Ireland is also attractive from a tax perspective and the Irish government has introduced a number of measures to improve its fiscal policy as it relates to IP. Ireland’s 12.5 per cent corporation tax regime for profits from trading activities provides a good setting for companies to channel their trading income through Ireland, including income from the exploitation of IP rights. It has meant that a large number of companies are beginning to identify IP that exists within their international business, with a view to relocating it to Ireland. Other attractive features of Ireland’s tax code include:

  • The tax exemption in relation to income earned from royalties on qualifying Irish patents (ie where the R&D activity leading up to the invention was carried out in Ireland – effectively no tax is paid on income from these patents).
  • The recently improved tax credits in respect of expenditure on R&D.
  • The double taxation agreement network (Ireland currently has 44 double taxation agreements), which provides protection from double taxation on flows of IP income to and from an Irish company.
  • The recently introduced stamp duty exemption on transfers of IP.

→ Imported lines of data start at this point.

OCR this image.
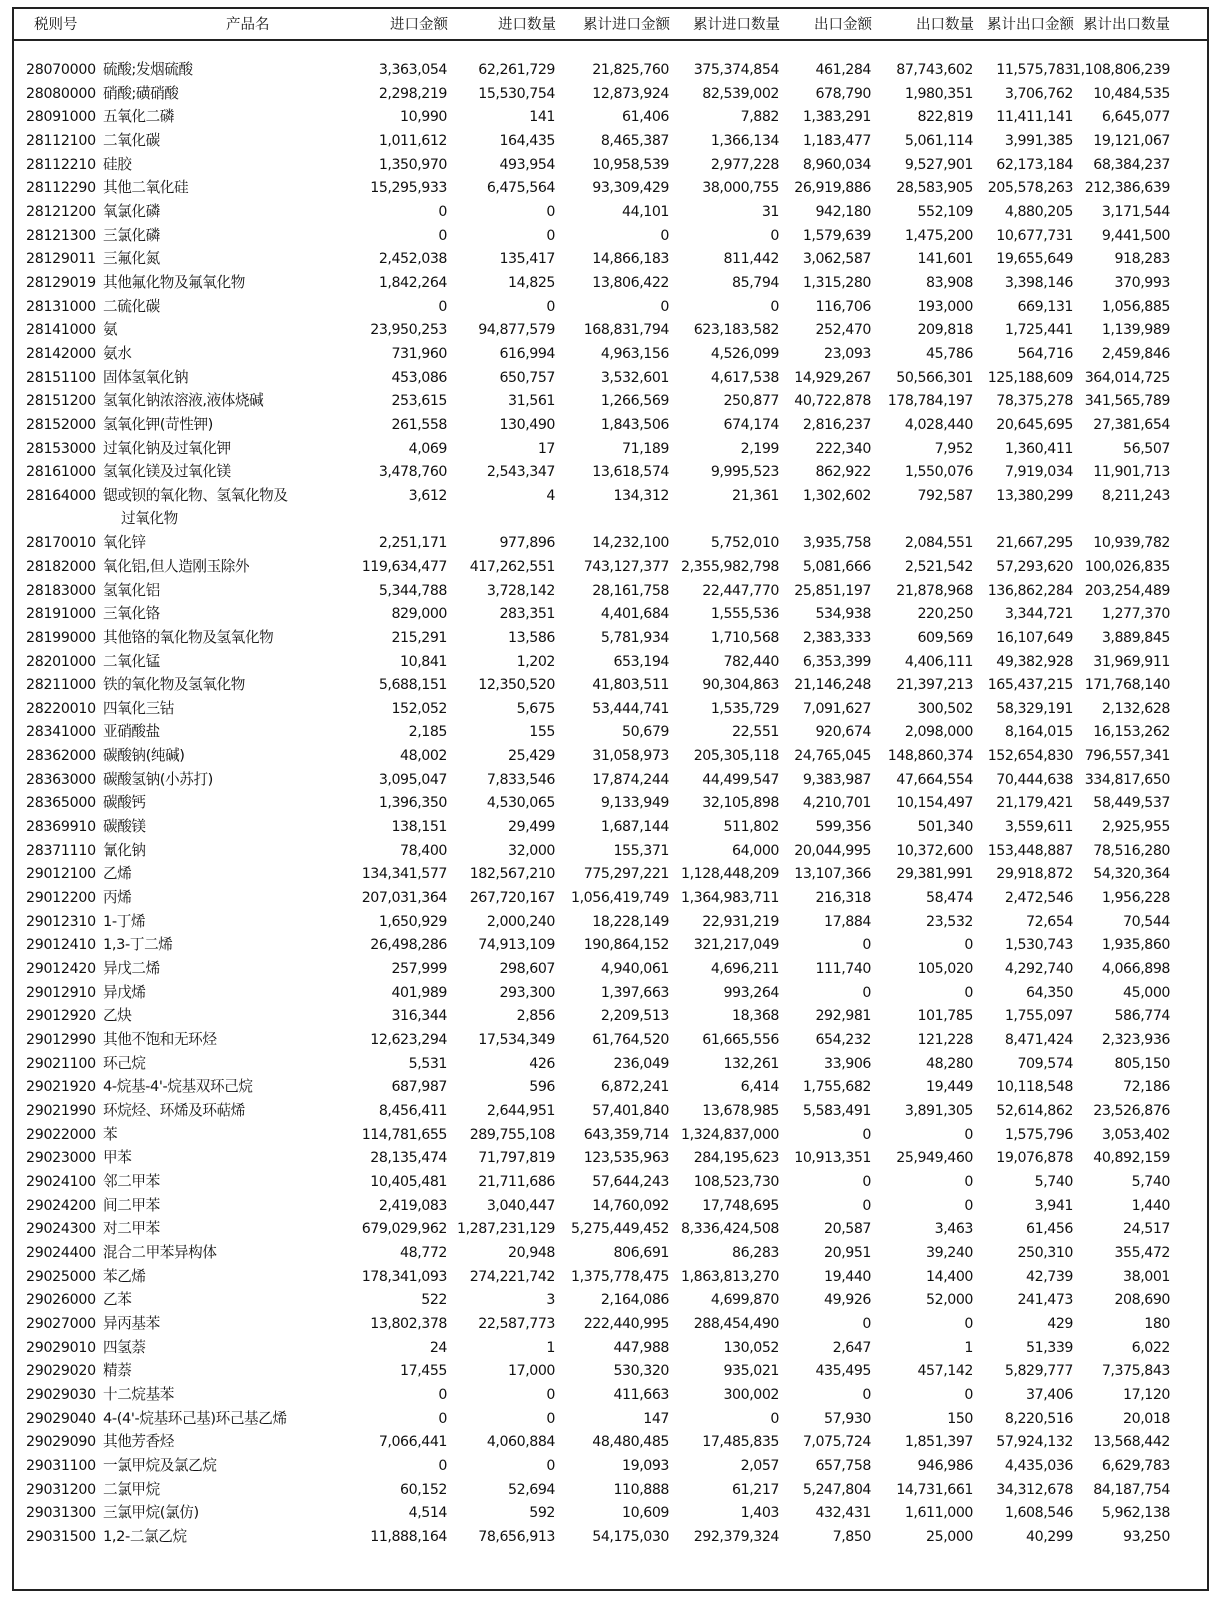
税则号	产品名	进口金额	进口数量	累计进口金额	累计进口数量	出口金额	出口数量 累计出口金额 累计出口数量
28070000 硫酸;发烟硫酸	3,363,054	62,261,729	21,825,760	375,374,854	461,284	87,743,602	11,575,783 1,108,806,239
28080000 硝酸;磺硝酸	2,298,219	15,530,754	12,873,924	82,539,002	678,790	1,980,351	3,706,762	10,484,535
28091000 五氧化二磷	10,990	141	61,406	7,882	1,383,291	822,819	11,411,141	6,645,077
28112100 二氧化碳	1,011,612	164,435	8,465,387	1,366,134	1,183,477	5,061,114	3,991,385	19,121,067
28112210 硅胶	1,350,970	493,954	10,958,539	2,977,228	8,960,034	9,527,901	62,173,184	68,384,237
28112290 其他二氧化硅	15,295,933	6,475,564	93,309,429	38,000,755	26,919,886	28,583,905	205,578,263 212,386,639
28121200 氧氯化磷	0	0	44,101	31	942,180	552,109	4,880,205	3,171,544
28121300 三氯化磷	0	0	0	0	1,579,639	1,475,200	10,677,731	9,441,500
28129011 三氟化氮	2,452,038	135,417	14,866,183	811,442	3,062,587	141,601	19,655,649	918,283
28129019 其他氟化物及氟氧化物	1,842,264	14,825	13,806,422	85,794	1,315,280	83,908	3,398,146	370,993
28131000 二硫化碳	0	0	0	0	116,706	193,000	669,131	1,056,885
28141000 氨	23,950,253	94,877,579	168,831,794	623,183,582	252,470	209,818	1,725,441	1,139,989
28142000 氨水	731,960	616,994	4,963,156	4,526,099	23,093	45,786	564,716	2,459,846
28151100 固体氢氧化钠	453,086	650,757	3,532,601	4,617,538	14,929,267	50,566,301	125,188,609 364,014,725
28151200 氢氧化钠浓溶液,液体烧碱	253,615	31,561	1,266,569	250,877	40,722,878	178,784,197	78,375,278 341,565,789
28152000 氢氧化钾(苛性钾)	261,558	130,490	1,843,506	674,174	2,816,237	4,028,440	20,645,695	27,381,654
28153000 过氧化钠及过氧化钾	4,069	17	71,189	2,199	222,340	7,952	1,360,411	56,507
28161000 氢氧化镁及过氧化镁	3,478,760	2,543,347	13,618,574	9,995,523	862,922	1,550,076	7,919,034	11,901,713
28164000 锶或钡的氧化物、氢氧化物及
过氧化物
3,612	4	134,312	21,361	1,302,602	792,587	13,380,299	8,211,243
28170010 氧化锌	2,251,171	977,896	14,232,100	5,752,010	3,935,758	2,084,551	21,667,295	10,939,782
28182000 氧化铝,但人造刚玉除外	119,634,477	417,262,551	743,127,377 2,355,982,798	5,081,666	2,521,542	57,293,620 100,026,835
28183000 氢氧化铝	5,344,788	3,728,142	28,161,758	22,447,770	25,851,197	21,878,968	136,862,284 203,254,489
28191000 三氧化铬	829,000	283,351	4,401,684	1,555,536	534,938	220,250	3,344,721	1,277,370
28199000 其他铬的氧化物及氢氧化物	215,291	13,586	5,781,934	1,710,568	2,383,333	609,569	16,107,649	3,889,845
28201000 二氧化锰	10,841	1,202	653,194	782,440	6,353,399	4,406,111	49,382,928	31,969,911
28211000 铁的氧化物及氢氧化物	5,688,151	12,350,520	41,803,511	90,304,863	21,146,248	21,397,213	165,437,215 171,768,140
28220010 四氧化三钴	152,052	5,675	53,444,741	1,535,729	7,091,627	300,502	58,329,191	2,132,628
28341000 亚硝酸盐	2,185	155	50,679	22,551	920,674	2,098,000	8,164,015	16,153,262
28362000 碳酸钠(纯碱)	48,002	25,429	31,058,973	205,305,118	24,765,045	148,860,374	152,654,830 796,557,341
28363000 碳酸氢钠(小苏打)	3,095,047	7,833,546	17,874,244	44,499,547	9,383,987	47,664,554	70,444,638 334,817,650
28365000 碳酸钙	1,396,350	4,530,065	9,133,949	32,105,898	4,210,701	10,154,497	21,179,421	58,449,537
28369910 碳酸镁	138,151	29,499	1,687,144	511,802	599,356	501,340	3,559,611	2,925,955
28371110 氰化钠	78,400	32,000	155,371	64,000	20,044,995	10,372,600	153,448,887	78,516,280
29012100 乙烯	134,341,577	182,567,210	775,297,221 1,128,448,209	13,107,366	29,381,991	29,918,872	54,320,364
29012200 丙烯	207,031,364	267,720,167	1,056,419,749 1,364,983,711	216,318	58,474	2,472,546	1,956,228
29012310 1-丁烯	1,650,929	2,000,240	18,228,149	22,931,219	17,884	23,532	72,654	70,544
29012410 1,3-丁二烯	26,498,286	74,913,109	190,864,152	321,217,049	0	0	1,530,743	1,935,860
29012420 异戊二烯	257,999	298,607	4,940,061	4,696,211	111,740	105,020	4,292,740	4,066,898
29012910 异戊烯	401,989	293,300	1,397,663	993,264	0	0	64,350	45,000
29012920 乙炔	316,344	2,856	2,209,513	18,368	292,981	101,785	1,755,097	586,774
29012990 其他不饱和无环烃	12,623,294	17,534,349	61,764,520	61,665,556	654,232	121,228	8,471,424	2,323,936
29021100 环己烷	5,531	426	236,049	132,261	33,906	48,280	709,574	805,150
29021920 4-烷基-4'-烷基双环己烷	687,987	596	6,872,241	6,414	1,755,682	19,449	10,118,548	72,186
29021990 环烷烃、环烯及环萜烯	8,456,411	2,644,951	57,401,840	13,678,985	5,583,491	3,891,305	52,614,862	23,526,876
29022000 苯	114,781,655	289,755,108	643,359,714 1,324,837,000	0	0	1,575,796	3,053,402
29023000 甲苯	28,135,474	71,797,819	123,535,963	284,195,623	10,913,351	25,949,460	19,076,878	40,892,159
29024100 邻二甲苯	10,405,481	21,711,686	57,644,243	108,523,730	0	0	5,740	5,740
29024200 间二甲苯	2,419,083	3,040,447	14,760,092	17,748,695	0	0	3,941	1,440
29024300 对二甲苯	679,029,962 1,287,231,129	5,275,449,452 8,336,424,508	20,587	3,463	61,456	24,517
29024400 混合二甲苯异构体	48,772	20,948	806,691	86,283	20,951	39,240	250,310	355,472
29025000 苯乙烯	178,341,093	274,221,742	1,375,778,475 1,863,813,270	19,440	14,400	42,739	38,001
29026000 乙苯	522	3	2,164,086	4,699,870	49,926	52,000	241,473	208,690
29027000 异丙基苯	13,802,378	22,587,773	222,440,995	288,454,490	0	0	429	180
29029010 四氢萘	24	1	447,988	130,052	2,647	1	51,339	6,022
29029020 精萘	17,455	17,000	530,320	935,021	435,495	457,142	5,829,777	7,375,843
29029030 十二烷基苯	0	0	411,663	300,002	0	0	37,406	17,120
29029040 4-(4'-烷基环己基)环己基乙烯	0	0	147	0	57,930	150	8,220,516	20,018
29029090 其他芳香烃	7,066,441	4,060,884	48,480,485	17,485,835	7,075,724	1,851,397	57,924,132	13,568,442
29031100 一氯甲烷及氯乙烷	0	0	19,093	2,057	657,758	946,986	4,435,036	6,629,783
29031200 二氯甲烷	60,152	52,694	110,888	61,217	5,247,804	14,731,661	34,312,678	84,187,754
29031300 三氯甲烷(氯仿)	4,514	592	10,609	1,403	432,431	1,611,000	1,608,546	5,962,138
29031500 1,2-二氯乙烷	11,888,164	78,656,913	54,175,030	292,379,324	7,850	25,000	40,299	93,250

In addition to the above, a new Irish holding company regime was introduced last year, which provides for an exemption on capital gains arising on the disposal of shares in subsidiary companies and an exemption on dividends received from foreign shareholdings. These are of great interest to companies with large revenue-generating IP portfolios, which are restructuring the ownership of their IP so as to better position themselves to benefit from the exemptions.

The combination of an attractive fiscal regime and a strong legislative and enforcement regime, together with improvements in the administrative area (the Patents Office having recently improved radically the application to registration timeframes) means that Ireland is now an extremely good location to develop, protect and exploit IP rights.

Ireland is moving away from the historical manufacturing base that it was known for to having a highly skilled workforce in a knowledge-based economy. All of the above factors taken together have been the driving force behind the investment by multinationals, principally from the US, in the Irish economy. Apple started as a manufacturing plant, but moved its operations up the value chain to create centres of excellence across a number of business functions. Microsoft recently celebrated its 20th anniversary here and announced the opening of an R&D facility for highly skilled software developers. Intel is looking at investing €1.6bn (£840m) in the building of a new wafer fab facility. The future is certainly looking bright for the continued creation and exploitation of IP in Ireland.